Das dürften die Ergebnisse der 2020 durchgeführten Volkszählung zeigen, berichtete die "Financial Times" am Mittwoch unter Berufung auf mit den Daten vertrauten Personen. Das Thema sei politisch sehr sensibel. Damit werde erst in die Öffentlichkeit gegangen, wenn die Regierungsstellen einen Konsens über die Daten und deren Auswirkungen erreicht hätten. Das Statistikamt, dass die Ergebnisse veröffentlichen soll, reagierte auf Reuters-Nachfrage zunächst nicht auf den Bericht.

"Wenn China einen solchen Rückgang bestätigt, wäre das eine grosse Sache", sagte Zhiwei Zhang, der in Shenzhen ansässige Chefökonom des Finanzhauses Pinpoint Asset Management. "Das wäre viel früher, als der Markt und die politischen Entscheidungsträger erwartet haben." Bislang werde davon ausgegangen, das das weltweit bevölkerungsreichste Land ihren Höchststand im Jahr 2027 erreichen wird.

Druck auf Peking erhöhen

Ein Rückgang würde den Druck auf Peking erhöhen, Massnahmen zu ergreifen, um Paare zu ermutigen, mehr Kinder zu bekommen. Erst 2016 hatte China die jahrzehntelange Ein-Kind-Politik abgeschafft - in der Hoffnung, die Zahl der Babys zu erhöhen. Seither wird offiziell eine Zwei-Kind-Politik vertreten. Damals wurde auch das Ziel gesetzt, die Bevölkerung bis 2020 auf etwa 1,42 Milliarden zu erhöhen, nachdem es 2010 noch 1,34 Milliarden waren.

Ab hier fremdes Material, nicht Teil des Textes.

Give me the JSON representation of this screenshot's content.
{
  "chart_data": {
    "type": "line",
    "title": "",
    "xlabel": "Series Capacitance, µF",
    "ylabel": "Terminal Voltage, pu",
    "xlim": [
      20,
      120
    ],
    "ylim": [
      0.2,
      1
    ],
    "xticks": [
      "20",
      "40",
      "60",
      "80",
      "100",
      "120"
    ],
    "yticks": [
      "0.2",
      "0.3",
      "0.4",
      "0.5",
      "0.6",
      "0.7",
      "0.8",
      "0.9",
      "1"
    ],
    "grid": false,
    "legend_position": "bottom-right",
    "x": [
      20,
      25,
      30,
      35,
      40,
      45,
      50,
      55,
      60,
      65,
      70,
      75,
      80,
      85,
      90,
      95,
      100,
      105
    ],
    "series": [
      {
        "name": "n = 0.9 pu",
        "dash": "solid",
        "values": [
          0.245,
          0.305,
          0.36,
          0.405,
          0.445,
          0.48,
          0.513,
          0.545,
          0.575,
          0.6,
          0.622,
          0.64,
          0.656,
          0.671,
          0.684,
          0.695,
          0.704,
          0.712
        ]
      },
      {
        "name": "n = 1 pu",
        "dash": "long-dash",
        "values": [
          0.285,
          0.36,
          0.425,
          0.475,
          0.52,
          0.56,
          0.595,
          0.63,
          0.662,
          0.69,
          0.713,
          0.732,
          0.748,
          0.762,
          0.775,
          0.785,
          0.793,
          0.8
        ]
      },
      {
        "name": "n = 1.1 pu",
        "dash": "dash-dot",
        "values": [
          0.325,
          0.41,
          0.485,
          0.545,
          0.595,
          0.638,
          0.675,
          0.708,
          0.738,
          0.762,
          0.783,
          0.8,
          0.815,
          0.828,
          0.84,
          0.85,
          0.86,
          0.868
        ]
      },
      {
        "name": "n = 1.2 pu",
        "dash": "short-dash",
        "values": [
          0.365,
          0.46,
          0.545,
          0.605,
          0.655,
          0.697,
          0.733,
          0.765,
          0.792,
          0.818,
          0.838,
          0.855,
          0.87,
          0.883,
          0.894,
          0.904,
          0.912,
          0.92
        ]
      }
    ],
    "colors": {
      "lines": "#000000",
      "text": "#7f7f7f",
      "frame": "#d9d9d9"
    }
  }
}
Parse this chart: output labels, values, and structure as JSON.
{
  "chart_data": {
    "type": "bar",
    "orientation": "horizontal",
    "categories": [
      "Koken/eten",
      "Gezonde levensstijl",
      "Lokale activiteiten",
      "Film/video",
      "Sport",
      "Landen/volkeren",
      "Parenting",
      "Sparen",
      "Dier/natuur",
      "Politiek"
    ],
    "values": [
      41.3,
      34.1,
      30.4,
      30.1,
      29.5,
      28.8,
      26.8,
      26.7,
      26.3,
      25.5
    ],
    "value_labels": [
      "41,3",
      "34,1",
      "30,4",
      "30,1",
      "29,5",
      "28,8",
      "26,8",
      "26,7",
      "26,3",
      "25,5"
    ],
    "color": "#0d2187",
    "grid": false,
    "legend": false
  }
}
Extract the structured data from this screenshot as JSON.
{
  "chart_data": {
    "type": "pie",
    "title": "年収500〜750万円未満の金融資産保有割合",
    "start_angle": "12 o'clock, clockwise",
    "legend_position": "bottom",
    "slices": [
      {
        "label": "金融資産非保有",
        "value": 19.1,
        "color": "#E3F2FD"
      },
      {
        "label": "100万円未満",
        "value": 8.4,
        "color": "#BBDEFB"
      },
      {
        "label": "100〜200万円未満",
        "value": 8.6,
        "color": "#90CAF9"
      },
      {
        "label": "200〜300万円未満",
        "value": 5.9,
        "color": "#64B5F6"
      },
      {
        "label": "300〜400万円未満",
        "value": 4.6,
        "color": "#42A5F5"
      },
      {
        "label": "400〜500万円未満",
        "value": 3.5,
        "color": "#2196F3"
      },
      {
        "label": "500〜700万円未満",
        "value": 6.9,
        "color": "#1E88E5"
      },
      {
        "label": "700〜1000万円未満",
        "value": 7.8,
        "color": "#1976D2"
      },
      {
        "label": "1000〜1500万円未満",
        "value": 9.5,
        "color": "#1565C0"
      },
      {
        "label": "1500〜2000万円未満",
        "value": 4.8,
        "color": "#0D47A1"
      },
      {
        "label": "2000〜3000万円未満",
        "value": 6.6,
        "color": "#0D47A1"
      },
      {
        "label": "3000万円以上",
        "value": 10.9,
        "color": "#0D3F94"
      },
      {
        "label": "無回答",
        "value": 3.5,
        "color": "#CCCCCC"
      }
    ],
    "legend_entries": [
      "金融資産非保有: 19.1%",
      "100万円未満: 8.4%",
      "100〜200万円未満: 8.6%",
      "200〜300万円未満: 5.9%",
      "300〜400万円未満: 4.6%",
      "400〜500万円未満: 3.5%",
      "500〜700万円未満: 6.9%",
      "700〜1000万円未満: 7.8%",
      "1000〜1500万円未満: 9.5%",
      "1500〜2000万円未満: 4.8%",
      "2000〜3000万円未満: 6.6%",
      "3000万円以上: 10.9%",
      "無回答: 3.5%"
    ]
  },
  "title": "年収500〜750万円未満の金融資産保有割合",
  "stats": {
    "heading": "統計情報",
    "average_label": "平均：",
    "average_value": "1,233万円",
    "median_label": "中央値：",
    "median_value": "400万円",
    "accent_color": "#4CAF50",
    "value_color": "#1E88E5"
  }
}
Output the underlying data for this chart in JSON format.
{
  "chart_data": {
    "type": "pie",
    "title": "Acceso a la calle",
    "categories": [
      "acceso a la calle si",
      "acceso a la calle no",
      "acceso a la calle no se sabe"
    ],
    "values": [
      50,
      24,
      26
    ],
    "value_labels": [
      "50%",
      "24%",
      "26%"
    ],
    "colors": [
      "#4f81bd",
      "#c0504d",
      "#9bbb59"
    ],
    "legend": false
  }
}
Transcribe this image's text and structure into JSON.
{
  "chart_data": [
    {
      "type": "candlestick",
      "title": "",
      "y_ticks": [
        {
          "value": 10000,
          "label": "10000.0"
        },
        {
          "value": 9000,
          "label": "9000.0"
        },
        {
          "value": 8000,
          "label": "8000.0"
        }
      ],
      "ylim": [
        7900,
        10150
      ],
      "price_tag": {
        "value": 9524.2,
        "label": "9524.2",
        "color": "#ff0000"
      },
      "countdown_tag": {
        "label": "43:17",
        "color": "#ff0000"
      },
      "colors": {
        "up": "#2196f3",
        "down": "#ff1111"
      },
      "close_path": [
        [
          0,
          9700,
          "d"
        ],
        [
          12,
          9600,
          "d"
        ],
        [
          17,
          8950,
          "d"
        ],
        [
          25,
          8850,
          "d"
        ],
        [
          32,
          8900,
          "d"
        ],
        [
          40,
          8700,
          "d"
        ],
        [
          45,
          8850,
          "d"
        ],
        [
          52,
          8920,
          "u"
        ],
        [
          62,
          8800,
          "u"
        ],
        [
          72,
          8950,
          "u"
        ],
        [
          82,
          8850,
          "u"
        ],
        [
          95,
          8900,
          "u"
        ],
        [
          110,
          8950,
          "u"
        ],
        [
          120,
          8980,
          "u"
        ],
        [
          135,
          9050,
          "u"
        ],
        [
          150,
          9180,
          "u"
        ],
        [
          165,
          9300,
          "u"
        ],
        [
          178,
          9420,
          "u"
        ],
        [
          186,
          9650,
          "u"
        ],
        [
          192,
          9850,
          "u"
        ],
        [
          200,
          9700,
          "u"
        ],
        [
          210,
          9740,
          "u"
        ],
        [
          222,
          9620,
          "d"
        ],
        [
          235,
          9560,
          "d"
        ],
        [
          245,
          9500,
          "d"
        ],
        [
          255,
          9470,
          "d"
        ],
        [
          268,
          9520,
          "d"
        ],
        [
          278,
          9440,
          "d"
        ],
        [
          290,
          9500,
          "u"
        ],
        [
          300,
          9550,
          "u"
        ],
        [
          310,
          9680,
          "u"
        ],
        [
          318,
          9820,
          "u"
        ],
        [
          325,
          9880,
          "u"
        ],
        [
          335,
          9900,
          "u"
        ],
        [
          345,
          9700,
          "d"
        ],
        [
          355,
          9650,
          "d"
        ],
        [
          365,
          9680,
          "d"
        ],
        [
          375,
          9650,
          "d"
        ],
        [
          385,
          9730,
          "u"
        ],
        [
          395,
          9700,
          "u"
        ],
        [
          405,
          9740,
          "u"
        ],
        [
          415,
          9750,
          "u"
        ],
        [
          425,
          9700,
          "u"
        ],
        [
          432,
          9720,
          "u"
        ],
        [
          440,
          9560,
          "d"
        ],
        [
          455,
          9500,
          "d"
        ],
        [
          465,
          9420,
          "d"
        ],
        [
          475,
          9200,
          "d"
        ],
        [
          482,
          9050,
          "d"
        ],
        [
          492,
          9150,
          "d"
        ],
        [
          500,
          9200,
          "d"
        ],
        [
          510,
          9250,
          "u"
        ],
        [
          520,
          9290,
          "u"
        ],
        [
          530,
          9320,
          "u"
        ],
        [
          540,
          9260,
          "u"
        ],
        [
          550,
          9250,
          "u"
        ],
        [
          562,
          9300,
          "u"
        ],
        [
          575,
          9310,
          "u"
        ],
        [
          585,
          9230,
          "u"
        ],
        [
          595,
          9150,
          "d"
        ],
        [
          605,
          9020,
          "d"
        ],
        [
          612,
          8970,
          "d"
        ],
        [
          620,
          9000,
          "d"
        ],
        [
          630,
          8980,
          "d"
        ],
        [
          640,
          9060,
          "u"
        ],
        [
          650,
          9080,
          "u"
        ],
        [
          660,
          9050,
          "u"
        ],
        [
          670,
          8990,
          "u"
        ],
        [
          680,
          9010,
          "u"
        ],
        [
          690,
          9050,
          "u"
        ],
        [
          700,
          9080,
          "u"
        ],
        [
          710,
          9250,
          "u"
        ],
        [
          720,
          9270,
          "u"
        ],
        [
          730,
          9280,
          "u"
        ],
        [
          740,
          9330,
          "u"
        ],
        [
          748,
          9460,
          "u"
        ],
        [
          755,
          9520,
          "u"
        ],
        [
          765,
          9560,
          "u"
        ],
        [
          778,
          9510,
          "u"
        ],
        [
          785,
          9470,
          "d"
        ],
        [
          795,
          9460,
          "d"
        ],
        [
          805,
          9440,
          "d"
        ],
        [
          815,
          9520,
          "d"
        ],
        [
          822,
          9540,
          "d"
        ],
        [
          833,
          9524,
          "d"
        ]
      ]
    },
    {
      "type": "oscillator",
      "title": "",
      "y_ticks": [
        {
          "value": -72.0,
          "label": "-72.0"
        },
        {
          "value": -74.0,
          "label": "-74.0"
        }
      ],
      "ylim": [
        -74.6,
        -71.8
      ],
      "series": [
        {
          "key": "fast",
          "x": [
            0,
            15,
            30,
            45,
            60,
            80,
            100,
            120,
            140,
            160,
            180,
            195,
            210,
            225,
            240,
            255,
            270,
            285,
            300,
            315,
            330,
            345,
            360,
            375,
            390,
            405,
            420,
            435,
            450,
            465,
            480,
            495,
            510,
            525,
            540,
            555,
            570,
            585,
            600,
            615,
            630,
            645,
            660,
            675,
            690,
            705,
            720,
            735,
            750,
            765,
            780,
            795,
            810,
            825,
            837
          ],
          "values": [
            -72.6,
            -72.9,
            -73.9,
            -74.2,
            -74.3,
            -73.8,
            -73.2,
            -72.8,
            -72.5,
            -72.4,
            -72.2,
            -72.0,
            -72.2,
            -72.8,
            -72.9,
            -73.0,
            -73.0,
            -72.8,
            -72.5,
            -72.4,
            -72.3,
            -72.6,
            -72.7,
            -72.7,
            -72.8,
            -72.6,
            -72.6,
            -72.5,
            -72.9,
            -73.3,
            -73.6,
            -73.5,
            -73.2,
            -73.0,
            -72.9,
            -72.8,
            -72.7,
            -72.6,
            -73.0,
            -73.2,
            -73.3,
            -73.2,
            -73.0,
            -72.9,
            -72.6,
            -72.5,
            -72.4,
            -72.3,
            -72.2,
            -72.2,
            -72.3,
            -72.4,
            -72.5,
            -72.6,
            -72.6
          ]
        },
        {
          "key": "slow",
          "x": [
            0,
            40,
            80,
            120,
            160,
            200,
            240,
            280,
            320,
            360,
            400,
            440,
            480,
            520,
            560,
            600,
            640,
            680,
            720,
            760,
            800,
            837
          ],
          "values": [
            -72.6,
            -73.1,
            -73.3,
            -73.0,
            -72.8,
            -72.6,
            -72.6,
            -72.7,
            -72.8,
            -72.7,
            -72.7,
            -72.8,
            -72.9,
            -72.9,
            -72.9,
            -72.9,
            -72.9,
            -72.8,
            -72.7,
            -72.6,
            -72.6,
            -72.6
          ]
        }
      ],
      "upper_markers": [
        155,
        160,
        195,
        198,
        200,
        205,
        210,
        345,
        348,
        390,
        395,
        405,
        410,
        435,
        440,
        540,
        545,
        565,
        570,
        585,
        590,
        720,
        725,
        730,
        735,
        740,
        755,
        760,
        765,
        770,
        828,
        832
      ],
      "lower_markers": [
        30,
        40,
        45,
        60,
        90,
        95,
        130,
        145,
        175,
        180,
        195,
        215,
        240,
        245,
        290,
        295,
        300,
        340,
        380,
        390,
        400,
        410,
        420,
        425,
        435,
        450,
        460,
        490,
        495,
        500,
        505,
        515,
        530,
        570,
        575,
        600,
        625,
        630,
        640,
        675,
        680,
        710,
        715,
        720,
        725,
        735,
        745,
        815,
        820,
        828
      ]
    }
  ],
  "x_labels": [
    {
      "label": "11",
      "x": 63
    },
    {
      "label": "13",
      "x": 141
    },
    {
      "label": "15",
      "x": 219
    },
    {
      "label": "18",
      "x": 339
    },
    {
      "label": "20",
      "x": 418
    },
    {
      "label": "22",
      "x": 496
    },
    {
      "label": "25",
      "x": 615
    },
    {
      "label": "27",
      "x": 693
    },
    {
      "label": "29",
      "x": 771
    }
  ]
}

Allerdings ist die Geburtenrate weiter gesunken. Das liegt zum Teil daran, dass vor allem die nach 1990 geborenen Paare in Grossstädten ihre Unabhängigkeit und ihre Karriere höher einschätzen als die Gründung einer Familie. Steigende Lebenshaltungskosten in den Grossstädten haben Paare ebenfalls abgeschreckt. "China müsste wahrscheinlich die Geburtenkontrollpolitik komplett lockern", sagte Zhang.

Tempo der Alterung beschleunigt sich

Sinkende Geburtenraten und eine schnell alternde Gesellschaft erhöhen den Druck auf die Bevölkerung im erwerbsfähigen Alter und könnten die Produktivität beeinträchtigen. "Unsere Projektionen, die auf den Zahlen vor der Volkszählung basieren, deuteten bereits darauf hin, dass die Erwerbsbevölkerung bis 2030 jährlich um 0,5 Prozent schrumpfen würde, mit ähnlichen Auswirkungen auf das Bruttoinlandsprodukt", schrieben die Analysten von Capital Economics. "Ein langsameres Wachstum würde es schwieriger machen, die Vereinigten Staaten wirtschaftlich einzuholen. Und es könnte auch einen Einfluss auf Chinas globales Ansehen haben."

Während sich das Tempo der Alterung in China beschleunigt, zeigt die US-Bevölkerung positive Veränderungen, wie aus einem Arbeitspapier der chinesischen Zentralbank hervorgeht. Darin werden Vorhersagen der Vereinten Nationen zitiert, wonach die US-Bevölkerung von 2019 bis 2050 um 15 Prozent wachsen könnte, die chinesische hingegen um 2,2 Prozent schrumpfen dürfte. "Bildung und technologischer Fortschritt können den Rückgang der Bevölkerung nicht kompensieren", warnte die Zentralbank.